O PIB (Produto Interno Bruto, soma das riquezas produzidas no
país) cresceu 4,2% em relação ao
mesmo período de 2003 e apresentou, pela primeira vez no ano,
uma reação do mercado interno,
segundo dados divulgados ontem
pelo IBGE (Instituto Brasileiro de
Geografia e Estatística).
Em relação ao primeiro trimestre deste ano, a expansão foi de
1,5%. Favorecido pela fraca base
de comparação de 2003, ano muito ruim para a economia, o PIB do
segundo trimestre de 2004 teve
uma alta ainda maior em relação
ao mesmo trimestre daquele ano:
5,7%, a maior taxa de crescimento
trimestral desde o terceiro trimestre de 1996.
Em razão especialmente do melhor desempenho do setor de serviços -que cresceu 2,8% no semestre-, as taxas superaram as
expectativas de analistas, que previam um crescimento de 3,4% a
5,3% em relação ao segundo trimestre de 2003. Na série trimestre
contra trimestre anterior, grande
parte apostava numa alta de apenas 1%.
Mais crédito e renda
Para o IBGE, o resultado é "bastante positivo" pelo fato de a expansão não estar mais sendo puxada somente pelas vendas ao
mercado externo, que, ainda assim, subiram 17,8% no semestre.
"O crescimento do PIB vinha sendo gerado pelas exportações, agora ele começa a se espalhar.
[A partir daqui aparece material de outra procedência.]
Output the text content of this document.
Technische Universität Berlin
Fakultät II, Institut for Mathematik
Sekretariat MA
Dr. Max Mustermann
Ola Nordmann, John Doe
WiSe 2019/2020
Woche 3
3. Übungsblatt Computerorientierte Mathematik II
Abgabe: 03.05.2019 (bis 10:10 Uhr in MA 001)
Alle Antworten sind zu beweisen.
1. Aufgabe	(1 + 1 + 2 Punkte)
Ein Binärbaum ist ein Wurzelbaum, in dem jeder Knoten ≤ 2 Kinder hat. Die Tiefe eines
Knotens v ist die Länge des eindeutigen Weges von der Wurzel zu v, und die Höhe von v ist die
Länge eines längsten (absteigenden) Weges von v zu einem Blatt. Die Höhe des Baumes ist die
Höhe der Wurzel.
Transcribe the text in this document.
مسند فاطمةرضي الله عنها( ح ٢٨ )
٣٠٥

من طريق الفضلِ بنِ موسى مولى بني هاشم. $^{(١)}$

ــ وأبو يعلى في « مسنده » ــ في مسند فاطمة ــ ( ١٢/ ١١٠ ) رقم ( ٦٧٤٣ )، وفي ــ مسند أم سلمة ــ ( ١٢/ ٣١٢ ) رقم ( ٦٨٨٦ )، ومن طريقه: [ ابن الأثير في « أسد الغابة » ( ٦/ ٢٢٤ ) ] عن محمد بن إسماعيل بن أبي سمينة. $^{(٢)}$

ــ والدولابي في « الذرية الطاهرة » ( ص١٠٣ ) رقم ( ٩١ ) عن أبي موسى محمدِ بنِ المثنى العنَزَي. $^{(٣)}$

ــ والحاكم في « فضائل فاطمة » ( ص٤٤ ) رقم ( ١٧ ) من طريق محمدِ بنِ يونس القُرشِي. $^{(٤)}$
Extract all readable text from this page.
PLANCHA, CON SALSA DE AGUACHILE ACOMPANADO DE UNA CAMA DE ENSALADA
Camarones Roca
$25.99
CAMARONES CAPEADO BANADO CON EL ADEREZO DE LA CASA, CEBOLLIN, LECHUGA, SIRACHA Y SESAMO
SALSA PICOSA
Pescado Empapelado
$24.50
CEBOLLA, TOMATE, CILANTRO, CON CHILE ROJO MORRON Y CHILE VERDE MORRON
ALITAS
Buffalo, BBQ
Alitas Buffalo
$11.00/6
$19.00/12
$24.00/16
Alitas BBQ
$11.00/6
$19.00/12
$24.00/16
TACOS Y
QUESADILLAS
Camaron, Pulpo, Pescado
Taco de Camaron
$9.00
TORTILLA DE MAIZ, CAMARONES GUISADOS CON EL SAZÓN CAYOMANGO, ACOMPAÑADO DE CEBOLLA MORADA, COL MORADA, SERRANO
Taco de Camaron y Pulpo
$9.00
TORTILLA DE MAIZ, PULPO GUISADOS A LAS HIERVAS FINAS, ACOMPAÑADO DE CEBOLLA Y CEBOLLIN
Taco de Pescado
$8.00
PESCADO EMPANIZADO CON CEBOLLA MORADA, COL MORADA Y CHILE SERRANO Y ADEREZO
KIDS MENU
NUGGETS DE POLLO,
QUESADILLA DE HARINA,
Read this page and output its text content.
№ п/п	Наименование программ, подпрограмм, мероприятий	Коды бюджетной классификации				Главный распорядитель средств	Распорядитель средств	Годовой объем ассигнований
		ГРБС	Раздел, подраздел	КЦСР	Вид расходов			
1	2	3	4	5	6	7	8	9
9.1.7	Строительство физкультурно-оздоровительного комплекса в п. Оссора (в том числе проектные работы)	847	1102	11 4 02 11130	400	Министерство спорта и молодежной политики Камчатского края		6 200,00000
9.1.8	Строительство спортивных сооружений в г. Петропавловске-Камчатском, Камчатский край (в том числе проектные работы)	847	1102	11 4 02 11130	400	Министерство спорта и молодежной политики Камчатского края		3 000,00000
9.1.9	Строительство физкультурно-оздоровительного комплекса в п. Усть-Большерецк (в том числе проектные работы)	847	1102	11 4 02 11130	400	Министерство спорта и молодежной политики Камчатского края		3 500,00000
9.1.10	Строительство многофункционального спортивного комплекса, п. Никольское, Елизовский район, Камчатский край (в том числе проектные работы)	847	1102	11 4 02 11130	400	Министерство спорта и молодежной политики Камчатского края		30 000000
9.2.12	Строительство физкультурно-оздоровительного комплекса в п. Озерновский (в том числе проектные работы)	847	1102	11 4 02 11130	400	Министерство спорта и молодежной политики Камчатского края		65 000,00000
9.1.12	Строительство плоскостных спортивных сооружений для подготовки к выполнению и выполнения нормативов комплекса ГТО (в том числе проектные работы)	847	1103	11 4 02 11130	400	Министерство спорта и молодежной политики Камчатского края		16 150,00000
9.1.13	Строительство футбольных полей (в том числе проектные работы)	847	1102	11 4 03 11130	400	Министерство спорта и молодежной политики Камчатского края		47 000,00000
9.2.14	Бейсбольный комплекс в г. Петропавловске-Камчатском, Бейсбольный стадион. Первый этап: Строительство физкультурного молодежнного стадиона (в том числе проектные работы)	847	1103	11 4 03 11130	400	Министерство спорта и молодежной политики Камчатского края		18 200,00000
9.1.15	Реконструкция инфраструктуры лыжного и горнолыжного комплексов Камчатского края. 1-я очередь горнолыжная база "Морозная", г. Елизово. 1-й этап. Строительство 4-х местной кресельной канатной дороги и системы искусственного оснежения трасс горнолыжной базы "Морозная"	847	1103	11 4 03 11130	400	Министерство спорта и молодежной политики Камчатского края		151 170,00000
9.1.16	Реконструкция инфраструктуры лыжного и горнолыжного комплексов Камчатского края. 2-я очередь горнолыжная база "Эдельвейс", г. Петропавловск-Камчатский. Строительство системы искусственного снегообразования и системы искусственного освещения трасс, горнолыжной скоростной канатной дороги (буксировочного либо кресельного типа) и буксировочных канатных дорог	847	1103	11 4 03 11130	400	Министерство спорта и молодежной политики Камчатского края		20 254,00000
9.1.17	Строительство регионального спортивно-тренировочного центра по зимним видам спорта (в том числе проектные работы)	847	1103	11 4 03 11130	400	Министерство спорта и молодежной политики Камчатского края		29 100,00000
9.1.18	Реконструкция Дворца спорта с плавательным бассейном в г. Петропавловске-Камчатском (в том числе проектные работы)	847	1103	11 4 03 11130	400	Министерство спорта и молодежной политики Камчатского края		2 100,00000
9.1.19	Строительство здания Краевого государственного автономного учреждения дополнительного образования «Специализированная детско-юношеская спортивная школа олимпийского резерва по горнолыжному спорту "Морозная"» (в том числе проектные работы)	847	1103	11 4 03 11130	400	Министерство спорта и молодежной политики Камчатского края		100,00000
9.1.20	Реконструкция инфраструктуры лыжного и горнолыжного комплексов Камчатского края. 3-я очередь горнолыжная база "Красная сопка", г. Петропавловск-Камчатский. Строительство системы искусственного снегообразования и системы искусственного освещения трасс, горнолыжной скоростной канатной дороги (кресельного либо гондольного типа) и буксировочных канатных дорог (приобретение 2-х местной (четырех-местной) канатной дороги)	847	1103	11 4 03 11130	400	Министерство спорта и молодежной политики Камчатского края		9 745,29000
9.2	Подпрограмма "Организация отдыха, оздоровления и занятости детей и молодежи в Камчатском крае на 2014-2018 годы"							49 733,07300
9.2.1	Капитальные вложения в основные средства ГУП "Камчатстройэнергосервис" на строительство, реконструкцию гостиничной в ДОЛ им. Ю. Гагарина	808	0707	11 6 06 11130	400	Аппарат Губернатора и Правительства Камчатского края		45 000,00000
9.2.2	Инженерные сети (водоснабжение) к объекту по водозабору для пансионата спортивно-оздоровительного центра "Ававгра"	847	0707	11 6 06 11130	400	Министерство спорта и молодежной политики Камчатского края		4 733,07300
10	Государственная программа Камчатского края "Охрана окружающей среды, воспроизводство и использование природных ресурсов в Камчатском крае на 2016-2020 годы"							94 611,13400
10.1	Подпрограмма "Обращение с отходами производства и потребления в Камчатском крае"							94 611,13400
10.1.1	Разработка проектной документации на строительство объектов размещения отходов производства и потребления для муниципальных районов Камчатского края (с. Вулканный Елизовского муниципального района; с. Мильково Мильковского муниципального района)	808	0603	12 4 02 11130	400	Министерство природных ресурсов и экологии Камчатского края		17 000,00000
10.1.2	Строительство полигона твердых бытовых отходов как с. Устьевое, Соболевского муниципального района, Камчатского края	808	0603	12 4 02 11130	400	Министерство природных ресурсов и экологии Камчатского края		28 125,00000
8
Fica
uma situação menos monopolizada", afirmou Roberto Olinto,
gerente das Contas Nacionais do
IBGE.
Aliado a esse "efeito multiplicador", ele ressalta dois outros fatores que contribuíram para o crescimento da economia: o aumento
do crédito e, mais recentemente, o
início da recuperação da renda
média do trabalhador -que registrou em julho a primeira alta
(2%) em relação ao mesmo mês
do ano anterior desde que a comparação começou a ser feita pelo
IBGE, em março de 2003.
Apesar disso, o rendimento real
médio continua abaixo do recebido dois anos atrás. Em julho de
2002, ele chegava a R$ 1.056,64,
contra R$ 901,20 em julho deste
ano.
"Depois de muito tempo, há
uma homogeneidade bastante
grande entre o crescimento dos
diversos setores, seja pelo lado da
produção, seja pelo lado do consumo [as duas formas de mensurar o Produto Interno Bruto], disse Olinto.
O consumo das famílias, que representa 57% do PIB, aumentou
3,1% no semestre -a mais alta taxa desde o segundo semestre de
2001. Tal expansão também deve
ser relativizada, em parte, por
causa da base de comparação deprimida. No segundo semestre de
2003, as famílias consumiram
4,5% menos.
Especialistas ouvidos pela Folha
dizem que os números apresentados pelo IBGE são positivos e até
mesmo "surpreendentes" por sua
magnitude. Ressaltam que, pela
primeira vez, mostram uma reação "consistente" do mercado interno e dos chamados investimentos na aquisição de máquina
e equipamentos e na construção
civil, que teve expansão de 6,8%
no semestre, a maior desde o segundo semestre de 2000.
"O resultado é bom. Mas o mais
importante é que existem indicadores, como a produção de veículos, que mostram que a economia
continua crescendo num ritmo
acelerado", disse Francisco Pessoa, economista da consultoria
LCA.
Para Alex Agostini, especialista
da Global Invest, os novos dados
do IBGE revelam que o "perfil e a
dinâmica do crescimento está
mudando, ganhando qualidade".
Isso porque não está mais só baseado nas exportações, mas também no aumento do mercado interno.
Na visão de Estêvão Kopschitz,
do Ipea (Instituto de Pesquisa
Econômica Aplicada), órgão do
Ministério do Planejamento, o
que desencadeou a recuperação
do consumo interno foi mesmo a
maior oferta de crédito com prazos mais longos. O crédito, disse
Kopschitz, beneficiou primeiro a
produção de bens duráveis -como veículos, móveis- e, por
"contágio", acabou alavancando
outros setores que fornecem para
esse ramo.
Para Juan Pedro Jensen, da Tendências, a partir de agora o "padrão" será a demanda interna
sustentar o crescimento do PIB,
com aumento tanto do consumo
das famílias quanto dos investimentos.
Por causa do resultado do segundo trimestre, o Ipea afirma
que irá rever para cima sua projeção de 3,5% para o crescimento
do PIB deste ano. A Global Invest
já aumentou sua previsão de 3,9%
para 4,2% de aumento. Pelos cálculos da LCA e da Global Invest, o
crescimento do PIB anualizado
(indicador muito usado nos Estados Unidos, que projeta o desempenho atual na taxa com ajuste sazonal para os próximos trimestres) seria de 6,1%.
Falta investimentos
Apesar do bom desempenho,
ainda persistem dúvidas com relação a uma ritmo sustentado de
crescimento, especialmente por
causa dos investimentos.
Embora tenha registrado um
crescimento elevado na comparação com o segundo trimestre de
2003 (11,7%), a Global Station
destaca que os investimentos na
taxa do trimestre contra trimestre
anterior caíram pela segunda vez
consecutiva, "o que confirma o
receio de interrupção" da trajetória de crescimento sustentável.
Kopschitz revela o mesmo temor. Diz que nem o setor público
nem o privado estão fazendo hoje
os investimentos de infra-estrutura necessários para manter o atual
nível de crescimento nos próximos anos.